Gastkuratorin ist zu jung für die Frage, ob sie „Ossi oder Wessi“ sei

Philipp differenzierte vier Generationen und bezog in seine Analyse auch autobiografische Zeugnisse ein. Der Preis für die künstlerische Selbstbehauptung sei unterschiedlich groß gewesen. Zum Abschluss lieferte er eine gelungene Pointe, um darzustellen, wie vertrackt die Dinge oft liegen. Von wem stammt der Satz „Reibung ist für die Entwicklung eine wichtige Sache“? Von Willi Sitte, bis 1988 ungeliebter Präsident des Künstlerverbandes der DDR. Das Symposium dient der Vorbereitung auf die Ausstellung „Hinter der Maske. Künstler in der DDR“. Ab Ende Oktober soll sie das spektakuläre erste Museumsjahr im Barberini beschließen. Die Beiträge bilden die Grundlage für den Katalog.
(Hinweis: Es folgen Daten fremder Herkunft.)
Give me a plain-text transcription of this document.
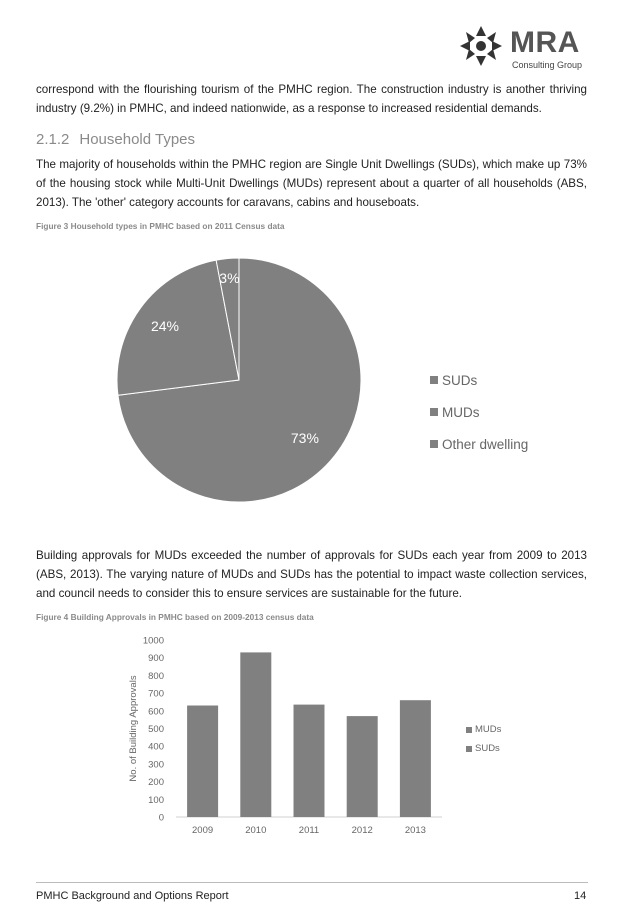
MRA
Consulting Group
correspond with the flourishing tourism of the PMHC region. The construction industry is another thriving industry (9.2%) in PMHC, and indeed nationwide, as a response to increased residential demands.
2.1.2 Household Types
The majority of households within the PMHC region are Single Unit Dwellings (SUDs), which make up 73% of the housing stock while Multi-Unit Dwellings (MUDs) represent about a quarter of all households (ABS, 2013). The 'other' category accounts for caravans, cabins and houseboats.
Figure 3 Household types in PMHC based on 2011 Census data
73%
24%
3%
SUDs
MUDs
Other dwelling
Building approvals for MUDs exceeded the number of approvals for SUDs each year from 2009 to 2013 (ABS, 2013). The varying nature of MUDs and SUDs has the potential to impact waste collection services, and council needs to consider this to ensure services are sustainable for the future.
Figure 4 Building Approvals in PMHC based on 2009-2013 census data
0
100
200
300
400
500
600
700
800
900
1000
No. of Building Approvals
2009	2010	2011	2012	2013
MUDs
SUDs
PMHC Background and Options Report	14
Als Gastkuratorin setzte die Museumsleiterin Valerie Hortolani ein, eine Frau, die so jung ist, dass man gar nicht mehr fragt, ob sie aus dem Osten oder dem Westen stammt. Ihr Vortrag zeigte, dass sie sich in das abgeschlossene Themengebiet gründlich eingearbeitet hat. Sie begann mit einem Selbstporträt von Hans Grundig aus dem Jahr 1946 und endete mit Selbstinszenierungen von Künstlern wie Michael Brendel oder Cornelia Schleime in den 1980er Jahren.

Noch steht die Auswahl der Bilder für die Ausstellung nicht endgültig fest. Der Potsdamer Mattheuer-Biograf Heinz Schönemann meldete sich zu Wort, es kenne noch viele wichtige DDR-Künstler, die der westliche Markt bisher zum Glück für ihre Sammler noch nicht entdeckt habe. Museumschefin Ortrud Westheider versprach, ihm diese Namen für die anstehende Ausstellung noch zu entlocken.

Am Ende bewarb sich der 86-jährige Filmregisseur Jürgen Böttcher, der sich als Künstler Strawalde nennt, noch mit einem Gesang. Er korrigierte ein Detail, das die Dresdner Galeristin Carolin Quermann über ihn gesagt hatte: Nein, er habe bis 1986 die DDR nicht verlassen dürfen. Er sang dem verdutzten akademischen Publikum das Lied „Thats a Hard Time“ vor und fügte noch einen Rap an, eine ironische Liebeserklärung an das Barberini. Plötzlich war die künstlerische Freiheit zum Greifen nah.